C’est pour cela que des biocarburants de seconde génération sont en train d’être développés. « Avec cette seconde génération, on utilise des résidus agricoles, des pailles ou des résidus de bois, explique Richard Tilagone, le directeur de la direction mobilité et systèmes au sein de l’IFP Énergies nouvelles. On peut même faire des pousses dédiées sur des espèces végétales à forte croissance. C’est vertueux parce que, sur le plan carbone, on utilise une plante qui a capté le CO2 de l’atmosphère. Donc on ne contribue pas au réchauffement climatique ».

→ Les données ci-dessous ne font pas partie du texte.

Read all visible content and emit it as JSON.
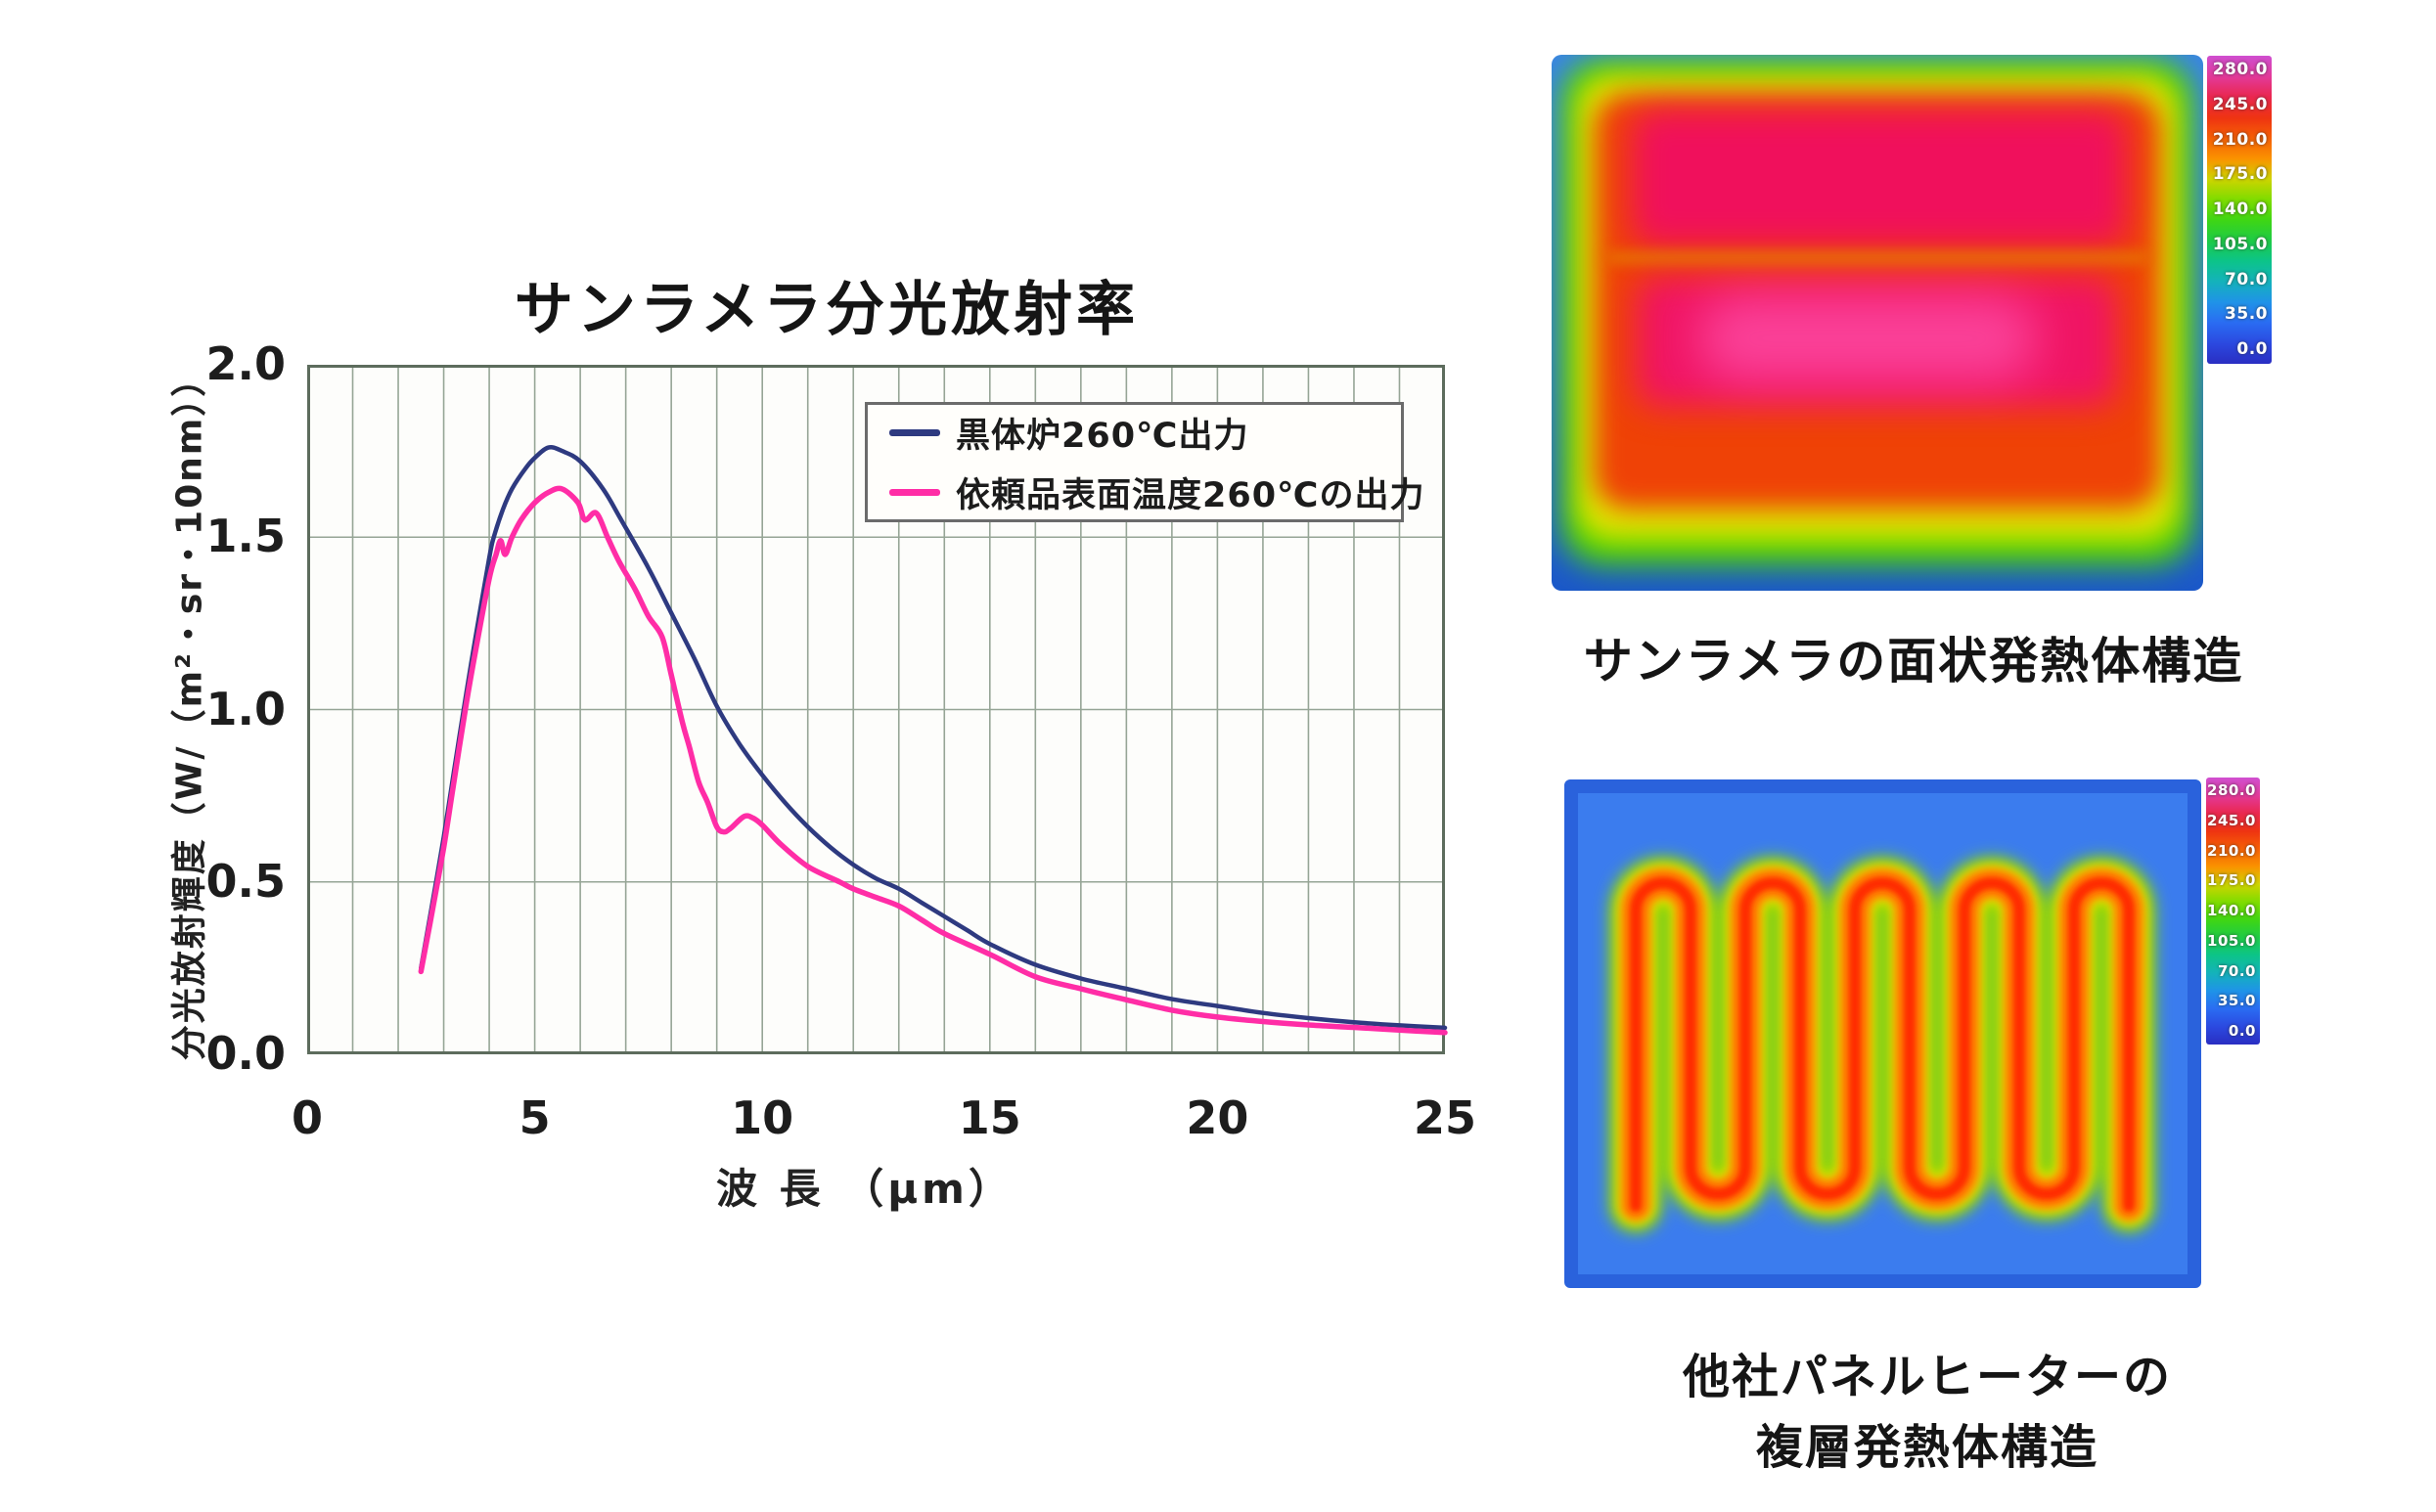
{
  "figure": {
    "chart": {
      "title": "サンラメラ分光放射率",
      "y_tick_labels": [
        "2.0",
        "1.5",
        "1.0",
        "0.5",
        "0.0"
      ],
      "x_tick_labels": [
        "0",
        "5",
        "10",
        "15",
        "20",
        "25"
      ],
      "x_axis_label": "波 長 （μm）",
      "y_axis_label": "分光放射輝度（W/（m²・sr・10nm））"
    },
    "thermal_top": {
      "caption": "サンラメラの面状発熱体構造",
      "scale_labels": [
        "280.0",
        "245.0",
        "210.0",
        "175.0",
        "140.0",
        "105.0",
        "70.0",
        "35.0",
        "0.0"
      ]
    },
    "thermal_bottom": {
      "caption_line1": "他社パネルヒーターの",
      "caption_line2": "複層発熱体構造",
      "scale_labels": [
        "280.0",
        "245.0",
        "210.0",
        "175.0",
        "140.0",
        "105.0",
        "70.0",
        "35.0",
        "0.0"
      ]
    },
    "thermal_scale_colors": [
      "#cf4fd0",
      "#e23a9a",
      "#ea2750",
      "#ee3312",
      "#f55f06",
      "#fa9200",
      "#cfd400",
      "#7fdc00",
      "#3fd614",
      "#1ecb46",
      "#0cc489",
      "#14b2bb",
      "#1f93e8",
      "#2a6cf2",
      "#2b49e0",
      "#2a2ec2"
    ]
  },
  "chart_data": {
    "type": "line",
    "title": "サンラメラ分光放射率",
    "xlabel": "波 長 （μm）",
    "ylabel": "分光放射輝度（W/（m²・sr・10nm））",
    "xlim": [
      0,
      25
    ],
    "ylim": [
      0,
      2.0
    ],
    "x_ticks": [
      0,
      5,
      10,
      15,
      20,
      25
    ],
    "y_ticks": [
      0.0,
      0.5,
      1.0,
      1.5,
      2.0
    ],
    "x_minor_step": 1,
    "grid": "on",
    "grid_color": "#96a596",
    "legend_position": "upper right",
    "series": [
      {
        "name": "黒体炉260℃出力",
        "color": "#2e3a80",
        "points": [
          [
            2.5,
            0.25
          ],
          [
            2.7,
            0.4
          ],
          [
            3.0,
            0.63
          ],
          [
            3.2,
            0.8
          ],
          [
            3.5,
            1.05
          ],
          [
            3.7,
            1.21
          ],
          [
            4.0,
            1.44
          ],
          [
            4.1,
            1.5
          ],
          [
            4.3,
            1.58
          ],
          [
            4.5,
            1.64
          ],
          [
            4.8,
            1.7
          ],
          [
            5.0,
            1.73
          ],
          [
            5.3,
            1.76
          ],
          [
            5.6,
            1.75
          ],
          [
            6.0,
            1.72
          ],
          [
            6.5,
            1.64
          ],
          [
            6.9,
            1.55
          ],
          [
            7.5,
            1.41
          ],
          [
            8.0,
            1.28
          ],
          [
            8.5,
            1.15
          ],
          [
            9.0,
            1.01
          ],
          [
            9.5,
            0.9
          ],
          [
            10.0,
            0.81
          ],
          [
            10.5,
            0.73
          ],
          [
            11.0,
            0.66
          ],
          [
            11.5,
            0.6
          ],
          [
            12.0,
            0.55
          ],
          [
            12.5,
            0.51
          ],
          [
            13.0,
            0.48
          ],
          [
            13.5,
            0.44
          ],
          [
            14.0,
            0.4
          ],
          [
            14.5,
            0.36
          ],
          [
            15.0,
            0.32
          ],
          [
            16.0,
            0.26
          ],
          [
            17.0,
            0.22
          ],
          [
            18.0,
            0.19
          ],
          [
            19.0,
            0.16
          ],
          [
            20.0,
            0.14
          ],
          [
            21.0,
            0.12
          ],
          [
            22.0,
            0.105
          ],
          [
            23.0,
            0.093
          ],
          [
            24.0,
            0.084
          ],
          [
            25.0,
            0.077
          ]
        ]
      },
      {
        "name": "依頼品表面温度260℃の出力",
        "color": "#ff2da6",
        "points": [
          [
            2.5,
            0.24
          ],
          [
            2.7,
            0.38
          ],
          [
            3.0,
            0.6
          ],
          [
            3.2,
            0.77
          ],
          [
            3.5,
            1.02
          ],
          [
            3.7,
            1.17
          ],
          [
            4.0,
            1.38
          ],
          [
            4.15,
            1.45
          ],
          [
            4.25,
            1.49
          ],
          [
            4.35,
            1.45
          ],
          [
            4.5,
            1.5
          ],
          [
            4.7,
            1.55
          ],
          [
            5.0,
            1.6
          ],
          [
            5.3,
            1.63
          ],
          [
            5.6,
            1.64
          ],
          [
            5.95,
            1.6
          ],
          [
            6.1,
            1.55
          ],
          [
            6.35,
            1.57
          ],
          [
            6.6,
            1.5
          ],
          [
            6.85,
            1.43
          ],
          [
            7.2,
            1.35
          ],
          [
            7.5,
            1.27
          ],
          [
            7.8,
            1.21
          ],
          [
            8.0,
            1.1
          ],
          [
            8.25,
            0.96
          ],
          [
            8.4,
            0.89
          ],
          [
            8.6,
            0.79
          ],
          [
            8.8,
            0.73
          ],
          [
            9.0,
            0.66
          ],
          [
            9.15,
            0.645
          ],
          [
            9.3,
            0.655
          ],
          [
            9.6,
            0.69
          ],
          [
            9.8,
            0.685
          ],
          [
            10.0,
            0.665
          ],
          [
            10.4,
            0.61
          ],
          [
            11.0,
            0.545
          ],
          [
            11.7,
            0.5
          ],
          [
            12.0,
            0.48
          ],
          [
            12.5,
            0.455
          ],
          [
            13.0,
            0.43
          ],
          [
            13.5,
            0.39
          ],
          [
            14.0,
            0.35
          ],
          [
            15.0,
            0.29
          ],
          [
            16.0,
            0.225
          ],
          [
            17.0,
            0.19
          ],
          [
            18.0,
            0.158
          ],
          [
            19.0,
            0.128
          ],
          [
            20.0,
            0.108
          ],
          [
            21.0,
            0.095
          ],
          [
            22.0,
            0.085
          ],
          [
            23.0,
            0.078
          ],
          [
            24.0,
            0.07
          ],
          [
            25.0,
            0.063
          ]
        ]
      }
    ]
  }
}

Les e-carburants, ou les e-fuel, sont également des énergies qui pourraient alimenter les véhicules ne pouvant pas être équipés de motorisation électrique. « Pour le e-fuel, on va capter du CO2, poursuit Richard Tilagone. Avec ce CO2, on va faire une molécule adaptée pour en faire un carburant, en l’associant à de l’hydrogène décarboné. Cela donnera un carburant identique en termes de performance. C’est pour des utilisations où l’alternative au kérosène ou au diesel n’est pas facile. On consommera alors un carburant qui est vertueux sur le bilan CO2 ».

En plus d’innover pour permettre de réduire l’empreinte carbone du monde des transports, l’IFP Énergies nouvelles développe également des solutions dans beaucoup d’autres domaines, comme celui de la production d’électricité, du recyclage du plastique ou de la captation de carbone.